D/ Quels impacts sur la Mauritanie?
Depuis que feu Moktar ould Daddah a rompu les accords de défense qui liaient la Mauritanie à la France en 1974, la coopération militaire entre les deux pays n'a jamais cessé en réalité. C'est ainsi que lors de la guerre du Sahara en 1976, la France est intervenue à plusieurs reprises au profit de la Mauritanie de par un appui aérien conséquent.

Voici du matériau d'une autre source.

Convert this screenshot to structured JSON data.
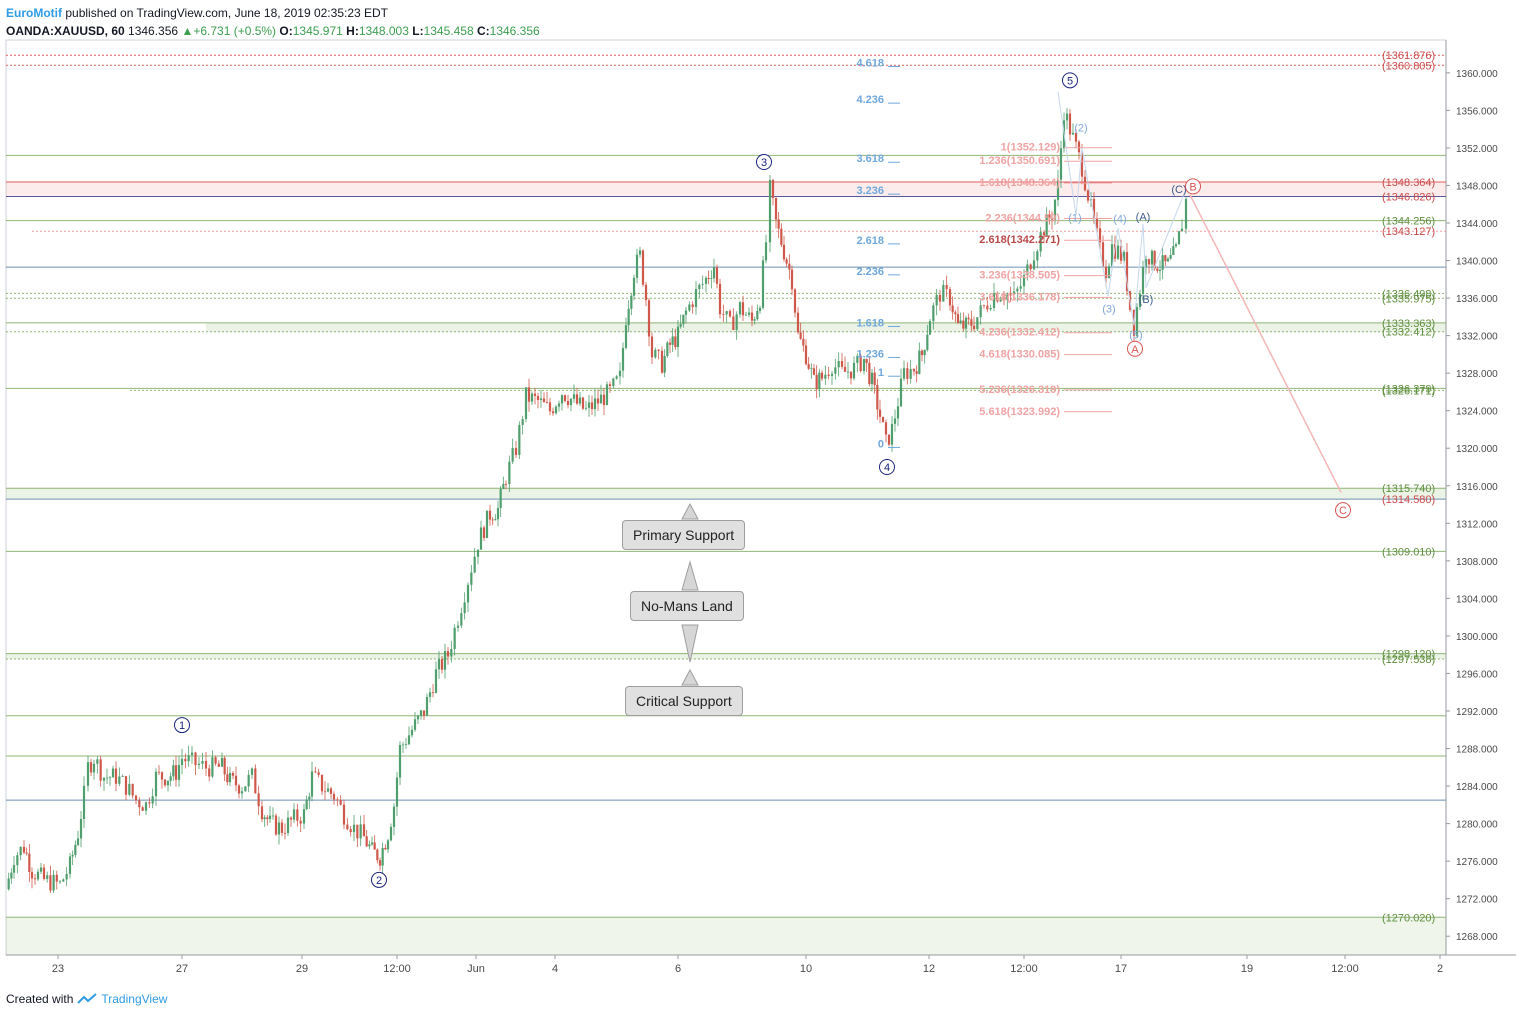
{
  "header": {
    "brand": "EuroMotif",
    "published": "published on TradingView.com, June 18, 2019 02:35:23 EDT",
    "symbol": "OANDA:XAUUSD, 60",
    "last": "1346.356",
    "change": "+6.731 (+0.5%)",
    "ohlc": {
      "o": "1345.971",
      "h": "1348.003",
      "l": "1345.458",
      "c": "1346.356"
    }
  },
  "footer": {
    "created_with": "Created with",
    "brand": "TradingView"
  },
  "chart_data": {
    "type": "candlestick",
    "price_axis": {
      "min": 1266,
      "max": 1363.5,
      "ticks": [
        1268,
        1272,
        1276,
        1280,
        1284,
        1288,
        1292,
        1296,
        1300,
        1304,
        1308,
        1312,
        1316,
        1320,
        1324,
        1328,
        1332,
        1336,
        1340,
        1344,
        1348,
        1352,
        1356,
        1360
      ]
    },
    "time_ticks": [
      {
        "label": "23",
        "t": 58
      },
      {
        "label": "27",
        "t": 182
      },
      {
        "label": "29",
        "t": 302
      },
      {
        "label": "12:00",
        "t": 397
      },
      {
        "label": "Jun",
        "t": 476
      },
      {
        "label": "4",
        "t": 555
      },
      {
        "label": "6",
        "t": 678
      },
      {
        "label": "10",
        "t": 806
      },
      {
        "label": "12",
        "t": 929
      },
      {
        "label": "12:00",
        "t": 1024
      },
      {
        "label": "17",
        "t": 1121
      },
      {
        "label": "19",
        "t": 1247
      },
      {
        "label": "12:00",
        "t": 1345
      },
      {
        "label": "2",
        "t": 1440
      }
    ],
    "price_path": [
      [
        6,
        1273
      ],
      [
        14,
        1276.5
      ],
      [
        24,
        1277.5
      ],
      [
        32,
        1275
      ],
      [
        44,
        1274
      ],
      [
        60,
        1273.5
      ],
      [
        70,
        1275.5
      ],
      [
        78,
        1279
      ],
      [
        84,
        1283
      ],
      [
        88,
        1286
      ],
      [
        94,
        1287
      ],
      [
        104,
        1285
      ],
      [
        116,
        1285
      ],
      [
        126,
        1284
      ],
      [
        136,
        1282.5
      ],
      [
        146,
        1282
      ],
      [
        156,
        1285
      ],
      [
        168,
        1285
      ],
      [
        176,
        1285.5
      ],
      [
        182,
        1287
      ],
      [
        192,
        1286.5
      ],
      [
        206,
        1286
      ],
      [
        222,
        1286
      ],
      [
        230,
        1284.5
      ],
      [
        242,
        1284
      ],
      [
        252,
        1285
      ],
      [
        262,
        1281.5
      ],
      [
        270,
        1280
      ],
      [
        282,
        1279.5
      ],
      [
        294,
        1280.5
      ],
      [
        304,
        1281
      ],
      [
        312,
        1285
      ],
      [
        322,
        1284
      ],
      [
        334,
        1283
      ],
      [
        344,
        1281
      ],
      [
        354,
        1279.5
      ],
      [
        364,
        1278.5
      ],
      [
        372,
        1277
      ],
      [
        380,
        1276.5
      ],
      [
        388,
        1279
      ],
      [
        394,
        1282
      ],
      [
        400,
        1288
      ],
      [
        412,
        1290
      ],
      [
        424,
        1292
      ],
      [
        436,
        1296
      ],
      [
        448,
        1298
      ],
      [
        458,
        1302
      ],
      [
        468,
        1306
      ],
      [
        478,
        1310
      ],
      [
        490,
        1313
      ],
      [
        498,
        1313.5
      ],
      [
        506,
        1317
      ],
      [
        516,
        1320
      ],
      [
        526,
        1325.5
      ],
      [
        538,
        1325
      ],
      [
        550,
        1324
      ],
      [
        562,
        1326
      ],
      [
        574,
        1325
      ],
      [
        586,
        1324
      ],
      [
        598,
        1325
      ],
      [
        610,
        1326
      ],
      [
        620,
        1327.5
      ],
      [
        626,
        1334
      ],
      [
        634,
        1339
      ],
      [
        640,
        1340.5
      ],
      [
        646,
        1336
      ],
      [
        652,
        1330
      ],
      [
        662,
        1329
      ],
      [
        670,
        1331
      ],
      [
        678,
        1332
      ],
      [
        686,
        1334.5
      ],
      [
        696,
        1336.5
      ],
      [
        706,
        1338
      ],
      [
        714,
        1339.5
      ],
      [
        720,
        1335
      ],
      [
        730,
        1333
      ],
      [
        740,
        1335
      ],
      [
        752,
        1333.5
      ],
      [
        760,
        1336
      ],
      [
        766,
        1342
      ],
      [
        770,
        1347.5
      ],
      [
        776,
        1344
      ],
      [
        784,
        1341
      ],
      [
        792,
        1338
      ],
      [
        798,
        1332
      ],
      [
        806,
        1330
      ],
      [
        814,
        1327
      ],
      [
        822,
        1327.5
      ],
      [
        832,
        1329
      ],
      [
        842,
        1328
      ],
      [
        854,
        1328.5
      ],
      [
        864,
        1329.5
      ],
      [
        872,
        1327
      ],
      [
        880,
        1323.5
      ],
      [
        886,
        1320.5
      ],
      [
        892,
        1322
      ],
      [
        898,
        1325
      ],
      [
        904,
        1328
      ],
      [
        914,
        1328.5
      ],
      [
        922,
        1330
      ],
      [
        930,
        1334
      ],
      [
        940,
        1336.5
      ],
      [
        950,
        1336
      ],
      [
        958,
        1333
      ],
      [
        966,
        1333
      ],
      [
        974,
        1333.5
      ],
      [
        984,
        1335
      ],
      [
        994,
        1336.5
      ],
      [
        1004,
        1336.5
      ],
      [
        1014,
        1336
      ],
      [
        1024,
        1338
      ],
      [
        1034,
        1341
      ],
      [
        1044,
        1343.5
      ],
      [
        1052,
        1345
      ],
      [
        1058,
        1348
      ],
      [
        1064,
        1356
      ],
      [
        1070,
        1354
      ],
      [
        1076,
        1352
      ],
      [
        1082,
        1350
      ],
      [
        1088,
        1347
      ],
      [
        1094,
        1344
      ],
      [
        1100,
        1341
      ],
      [
        1106,
        1339
      ],
      [
        1112,
        1341.5
      ],
      [
        1118,
        1341
      ],
      [
        1124,
        1340
      ],
      [
        1130,
        1335
      ],
      [
        1134,
        1333
      ],
      [
        1140,
        1337
      ],
      [
        1146,
        1341
      ],
      [
        1152,
        1340
      ],
      [
        1160,
        1339.5
      ],
      [
        1168,
        1339.5
      ],
      [
        1176,
        1341
      ],
      [
        1182,
        1344
      ],
      [
        1186,
        1346.4
      ]
    ],
    "horizontal_levels": [
      {
        "price": 1361.876,
        "label": "1361.876",
        "style": "dotted",
        "color": "#e05c5c"
      },
      {
        "price": 1360.805,
        "label": "1360.805",
        "style": "dotted",
        "color": "#e05c5c"
      },
      {
        "price": 1351.2,
        "label": "",
        "style": "solid",
        "color": "#8fb573"
      },
      {
        "price": 1348.364,
        "label": "1348.364",
        "style": "zone-top",
        "color": "#e05c5c"
      },
      {
        "price": 1346.826,
        "label": "1346.826",
        "style": "solid",
        "color": "#5a5a9a"
      },
      {
        "price": 1344.256,
        "label": "1344.256",
        "style": "solid",
        "color": "#8fb573"
      },
      {
        "price": 1343.127,
        "label": "1343.127",
        "style": "dotted",
        "color": "#f0a0a0"
      },
      {
        "price": 1339.3,
        "label": "",
        "style": "solid",
        "color": "#6d8fb3"
      },
      {
        "price": 1336.498,
        "label": "1336.498",
        "style": "dotted",
        "color": "#8fb573"
      },
      {
        "price": 1335.975,
        "label": "1335.975",
        "style": "dotted",
        "color": "#8fb573"
      },
      {
        "price": 1333.363,
        "label": "1333.363",
        "style": "zone-top",
        "color": "#8fb573"
      },
      {
        "price": 1332.412,
        "label": "1332.412",
        "style": "dotted",
        "color": "#8fb573"
      },
      {
        "price": 1326.379,
        "label": "1326.379",
        "style": "solid",
        "color": "#8fb573"
      },
      {
        "price": 1326.171,
        "label": "1326.171",
        "style": "dotted",
        "color": "#8fb573"
      },
      {
        "price": 1315.74,
        "label": "1315.740",
        "style": "zone-top",
        "color": "#8fb573"
      },
      {
        "price": 1314.58,
        "label": "1314.580",
        "style": "solid",
        "color": "#6d8fb3"
      },
      {
        "price": 1309.01,
        "label": "1309.010",
        "style": "solid",
        "color": "#8fb573"
      },
      {
        "price": 1298.12,
        "label": "1298.120",
        "style": "zone-top",
        "color": "#8fb573"
      },
      {
        "price": 1297.538,
        "label": "1297.538",
        "style": "dotted",
        "color": "#8fb573"
      },
      {
        "price": 1291.5,
        "label": "",
        "style": "solid",
        "color": "#8fb573"
      },
      {
        "price": 1287.2,
        "label": "",
        "style": "solid",
        "color": "#8fb573"
      },
      {
        "price": 1282.5,
        "label": "",
        "style": "solid",
        "color": "#6d8fb3"
      },
      {
        "price": 1270.02,
        "label": "1270.020",
        "style": "zone-top",
        "color": "#8fb573"
      }
    ],
    "fib_blue": [
      {
        "label": "4.618",
        "price": 1361.1
      },
      {
        "label": "4.236",
        "price": 1357.2
      },
      {
        "label": "3.618",
        "price": 1350.9
      },
      {
        "label": "3.236",
        "price": 1347.5
      },
      {
        "label": "2.618",
        "price": 1342.2
      },
      {
        "label": "2.236",
        "price": 1338.9
      },
      {
        "label": "1.618",
        "price": 1333.4
      },
      {
        "label": "1.236",
        "price": 1330.1
      },
      {
        "label": "1",
        "price": 1328.1
      },
      {
        "label": "0",
        "price": 1320.5
      }
    ],
    "fib_pink": [
      {
        "label": "1(1352.129)",
        "price": 1352.129
      },
      {
        "label": "1.236(1350.691)",
        "price": 1350.691
      },
      {
        "label": "1.618(1348.364)",
        "price": 1348.364
      },
      {
        "label": "2.236(1344.59)",
        "price": 1344.59
      },
      {
        "label": "2.618(1342.271)",
        "price": 1342.271
      },
      {
        "label": "3.236(1338.505)",
        "price": 1338.505
      },
      {
        "label": "3.618(1336.178)",
        "price": 1336.178
      },
      {
        "label": "4.236(1332.412)",
        "price": 1332.412
      },
      {
        "label": "4.618(1330.085)",
        "price": 1330.085
      },
      {
        "label": "5.236(1326.319)",
        "price": 1326.319
      },
      {
        "label": "5.618(1323.992)",
        "price": 1323.992
      }
    ],
    "waves_primary": [
      {
        "label": "1",
        "t": 182,
        "price": 1290.5
      },
      {
        "label": "2",
        "t": 379,
        "price": 1274.0
      },
      {
        "label": "3",
        "t": 764,
        "price": 1350.5
      },
      {
        "label": "4",
        "t": 887,
        "price": 1318.0
      },
      {
        "label": "5",
        "t": 1070,
        "price": 1359.2
      }
    ],
    "waves_minor": [
      {
        "label": "(1)",
        "t": 1075,
        "price": 1344.6
      },
      {
        "label": "(2)",
        "t": 1081,
        "price": 1354.2
      },
      {
        "label": "(3)",
        "t": 1109,
        "price": 1334.9
      },
      {
        "label": "(4)",
        "t": 1120,
        "price": 1344.5
      },
      {
        "label": "(5)",
        "t": 1136,
        "price": 1332.1
      }
    ],
    "waves_abc_small": [
      {
        "label": "(A)",
        "t": 1143,
        "price": 1344.7
      },
      {
        "label": "(B)",
        "t": 1146,
        "price": 1335.9
      },
      {
        "label": "(C)",
        "t": 1179,
        "price": 1347.6
      }
    ],
    "waves_abc_big": [
      {
        "label": "A",
        "t": 1135,
        "price": 1330.6
      },
      {
        "label": "B",
        "t": 1193,
        "price": 1347.9
      },
      {
        "label": "C",
        "t": 1343,
        "price": 1313.4
      }
    ],
    "callouts": [
      {
        "text": "Primary Support"
      },
      {
        "text": "No-Mans Land"
      },
      {
        "text": "Critical Support"
      }
    ]
  }
}
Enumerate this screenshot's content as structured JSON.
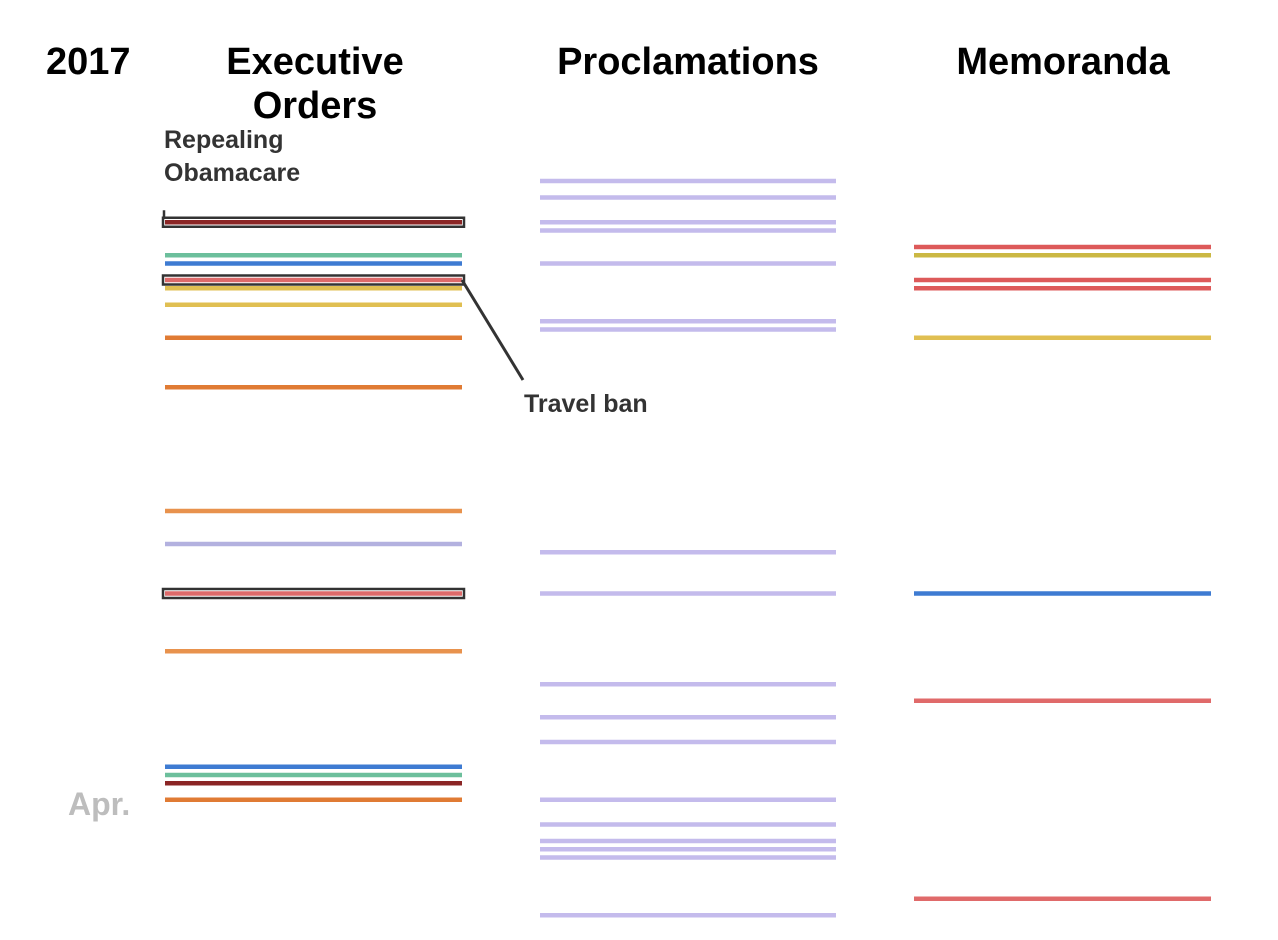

Le G5 Sahel est une institution propice à la Mauritanie par laquelle elle peut, sans grande ingérence de la France dans sa politique de défense, améliorer les capacités structurelles de son armée. En effet, le collège de défense, l'école d'Etat-Major, l'institut des langues etc sont là pour en témoigner. Mais le départ du Mali du G5 change la donne. Les Russes sont désormais à nos portes. Il ne faut pas que la rivalité stratégique entre Moscou et Paris nuisse à nos intérêts. La Mauritanie doit être vigilante en évitant d'être entraînée dans ce jeu d'alliance entre la Russie et son allié le Mali d'une part et la France dont l'influence est encore de mise à Niamey ou Ndjiamena. Autrement l'hostilité de la France à l'égard de la Russie par Mauritanie interposée est à éviter.
La Mauritanie doit rester au G5 Sahel tant qu'elle bénéficie du statut de "nation privilégiée" car c'est la 2ème Armée après celle du Tchad. Nous avons tout à y gagner. Mais il y a un fait à prendre en considération, c'est la rivalité géostratégique entre l'Occident et la Russie dans la zone sahélo-saharienne, et qui risque de durer suite à l'invasion de l'Ukraine. Il ne faut pas que la Mauritanie serve de tremplin pour la France à vouloir punir le Mali ou surtout à humilier la Russie de Poutine. Cette possibilité, qui s'avère être un vœu secret de Paris, s'invite désormais à la nouvelle donne géopolitique sous-régionale. Je ne doute pas que nos décideurs politiques dont certains sont d'anciens généraux d'Armée, puissent éviter le piège digne du siège de Troie et qui peut nuire surtout à nos intérêts stratégiques dans la sous-région./.